Gambia denuncia ante CIJ que Birmania tiene intención "genocida" de destruir a los rohinyá

La Haya, 12 ene (EFE).- Gambia denunció este lunes ante la Corte Internacional de Justicia (CIJ) que Birmania (Myanmar) mantiene un “patrón de conducta” contra la población rohinyá que refleja una “intención de destruir al grupo”, en su totalidad o en parte, lo que supondría presuntos actos de “genocidio” contra esta minoría musulmana.

audima

Al abrir las audiencias sobre el fondo del caso contra Birmania, el ministro de Justicia gambiano, Dawda Jallow, sostuvo que ese patrón se manifiesta en operaciones militares de 2016 y 2017, en políticas posteriores y en informes “creíbles” de la ONU y otras organizaciones, que describen violaciones “brutales y atroces”, incluidos asesinatos, expulsiones, violencia sexual y destrucción de aldeas de este grupo perseguido en el norte del Estado de Rakáin.

Gambia presentó en 2019 la demanda ante la CIJ, el máximo tribunal de Naciones Unidas, contra las autoridades birmanas como país firmante de la Convención contra el Genocidio, con el respaldo de los 57 Estados de la Organización de Cooperación Islámica, de 11 países que han intervenido formalmente en el procedimiento, y de decenas de organizaciones de derechos humanos.

El representante gambiano insistió hoy en que la Convención, de 1948, “pierde sentido si no se aplica y se hace cumplir”, y defendió que los países firmantes tienen el deber de evitar la impunidad, puesto que la falta de rendición de cuentas ha permitido tanto “un ciclo de atrocidades” como que los mandos militares implicados sigan ejerciendo el poder.

Jallow describió un contexto de “persecución atroz” prolongada, precedida por décadas de “propaganda deshumanizante”, que culminó en las llamadas operaciones de “limpieza” y continuó con “políticas destinadas a borrar la presencia” rohinyá en Myanmar.

Gambia anunció que los testigos, que declararán en las próximas semanas ante la CIJ a puerta cerrada por razones de seguridad, relatarán ataques en aldeas concretas y la pérdida de familiares durante esas operaciones.

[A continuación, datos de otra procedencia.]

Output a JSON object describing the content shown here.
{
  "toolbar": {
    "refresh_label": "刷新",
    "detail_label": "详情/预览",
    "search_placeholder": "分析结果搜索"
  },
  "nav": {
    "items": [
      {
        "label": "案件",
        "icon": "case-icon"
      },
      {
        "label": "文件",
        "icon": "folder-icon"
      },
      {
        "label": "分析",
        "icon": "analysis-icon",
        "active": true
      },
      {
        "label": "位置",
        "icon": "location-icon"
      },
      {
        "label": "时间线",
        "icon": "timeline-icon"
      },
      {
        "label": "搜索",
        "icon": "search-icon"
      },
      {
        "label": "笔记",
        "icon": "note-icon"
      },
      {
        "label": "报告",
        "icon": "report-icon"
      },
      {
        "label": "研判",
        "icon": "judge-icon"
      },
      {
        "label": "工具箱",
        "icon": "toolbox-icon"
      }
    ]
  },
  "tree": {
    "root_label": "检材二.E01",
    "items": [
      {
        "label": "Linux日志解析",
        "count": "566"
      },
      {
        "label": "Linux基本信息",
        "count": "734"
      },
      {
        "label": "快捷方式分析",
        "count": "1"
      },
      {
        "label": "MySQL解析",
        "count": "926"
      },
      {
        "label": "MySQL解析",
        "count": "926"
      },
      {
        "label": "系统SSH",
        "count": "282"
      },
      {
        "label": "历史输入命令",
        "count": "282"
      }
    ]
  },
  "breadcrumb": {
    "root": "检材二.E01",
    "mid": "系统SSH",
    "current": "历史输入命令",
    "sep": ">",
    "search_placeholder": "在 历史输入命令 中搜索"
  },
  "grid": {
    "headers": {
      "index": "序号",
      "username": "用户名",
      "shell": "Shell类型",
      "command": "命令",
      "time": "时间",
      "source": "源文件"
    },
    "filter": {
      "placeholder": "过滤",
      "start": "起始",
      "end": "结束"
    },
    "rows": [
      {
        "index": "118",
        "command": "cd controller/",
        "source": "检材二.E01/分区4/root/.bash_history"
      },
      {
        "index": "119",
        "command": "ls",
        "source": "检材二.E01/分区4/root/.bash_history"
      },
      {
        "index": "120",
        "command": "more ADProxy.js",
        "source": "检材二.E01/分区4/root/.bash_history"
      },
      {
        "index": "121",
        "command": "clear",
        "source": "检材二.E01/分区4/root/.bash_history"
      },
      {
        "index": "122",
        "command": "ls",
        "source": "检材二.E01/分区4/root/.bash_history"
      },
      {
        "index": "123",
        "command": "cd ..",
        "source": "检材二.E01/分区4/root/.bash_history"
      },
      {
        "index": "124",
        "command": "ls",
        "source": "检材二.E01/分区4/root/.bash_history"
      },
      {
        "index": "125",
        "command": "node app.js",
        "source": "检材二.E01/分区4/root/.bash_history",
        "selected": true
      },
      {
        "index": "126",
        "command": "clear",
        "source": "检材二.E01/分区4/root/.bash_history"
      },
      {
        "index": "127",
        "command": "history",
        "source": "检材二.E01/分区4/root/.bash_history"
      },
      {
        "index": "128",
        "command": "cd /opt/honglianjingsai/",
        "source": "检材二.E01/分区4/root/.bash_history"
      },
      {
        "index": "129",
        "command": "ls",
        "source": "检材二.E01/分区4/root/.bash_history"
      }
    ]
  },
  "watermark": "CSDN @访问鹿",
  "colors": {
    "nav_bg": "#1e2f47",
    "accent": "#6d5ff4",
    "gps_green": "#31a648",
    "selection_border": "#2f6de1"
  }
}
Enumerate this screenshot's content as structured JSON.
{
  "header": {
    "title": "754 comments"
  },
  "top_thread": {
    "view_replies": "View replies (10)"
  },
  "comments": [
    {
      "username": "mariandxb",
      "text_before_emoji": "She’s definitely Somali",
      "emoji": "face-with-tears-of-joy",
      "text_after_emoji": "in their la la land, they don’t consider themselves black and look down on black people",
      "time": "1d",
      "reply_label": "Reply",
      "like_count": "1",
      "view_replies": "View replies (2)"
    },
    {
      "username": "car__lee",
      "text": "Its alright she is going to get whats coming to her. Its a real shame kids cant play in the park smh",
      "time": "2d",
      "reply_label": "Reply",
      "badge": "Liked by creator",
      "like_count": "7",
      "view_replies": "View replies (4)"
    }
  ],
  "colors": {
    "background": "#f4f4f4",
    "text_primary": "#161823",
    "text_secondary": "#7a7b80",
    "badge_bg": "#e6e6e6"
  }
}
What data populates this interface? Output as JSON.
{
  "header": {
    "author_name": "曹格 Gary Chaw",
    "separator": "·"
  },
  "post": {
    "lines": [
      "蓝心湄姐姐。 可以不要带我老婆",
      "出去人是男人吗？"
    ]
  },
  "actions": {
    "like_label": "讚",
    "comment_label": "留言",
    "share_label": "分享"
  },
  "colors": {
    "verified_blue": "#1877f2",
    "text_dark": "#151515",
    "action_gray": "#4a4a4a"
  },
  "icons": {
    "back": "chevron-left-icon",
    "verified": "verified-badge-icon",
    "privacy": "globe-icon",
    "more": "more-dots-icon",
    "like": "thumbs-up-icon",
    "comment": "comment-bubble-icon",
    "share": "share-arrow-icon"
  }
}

El ministro subrayó que el caso se apoya en un patrón repetido y en actos y omisiones de las autoridades birmanas, visible tanto en las operaciones sobre el terreno como en la ausencia de investigaciones y sanciones de los crímenes, lo que, en su opinión, revela “la intencionalidad”, factor exigido por la Convención para calificar legalmente los actos como genocidio.

También subrayó la presencia en la sala de miembros de la comunidad rohinyá, incluidos refugiados procedentes de Bangladés.

Las audiencias sobre el fondo del caso se prolongarán hasta finales de enero e incluirán el examen de testigos y de un perito, y tras esta fase, la CIJ deberá determinar si Birmania incurrió en actos que puedan describirse como genocidio contra la población rohinyá y qué consecuencias jurídicas se derivan de ello. La sentencia tardará varios meses en llegar.

La minoría musulmana rohinyá, asentada principalmente en el Estado de Rakáin, en el oeste de Birmania, lleva décadas sufriendo discriminación sistemática, privación de derechos y violencia por parte de las autoridades birmanas, que no la reconocen como grupo étnico nacional ni le conceden la nacionalidad.

Esta persecución alcanzó un punto crítico en las operaciones militares de 2016 y 2017, que provocaron asesinatos, violaciones, quema de aldeas y el desplazamiento de más de 700.000 personas hacia Bangladés, hechos que la ONU ha calificado como posibles crímenes de genocidio y de lesa humanidad.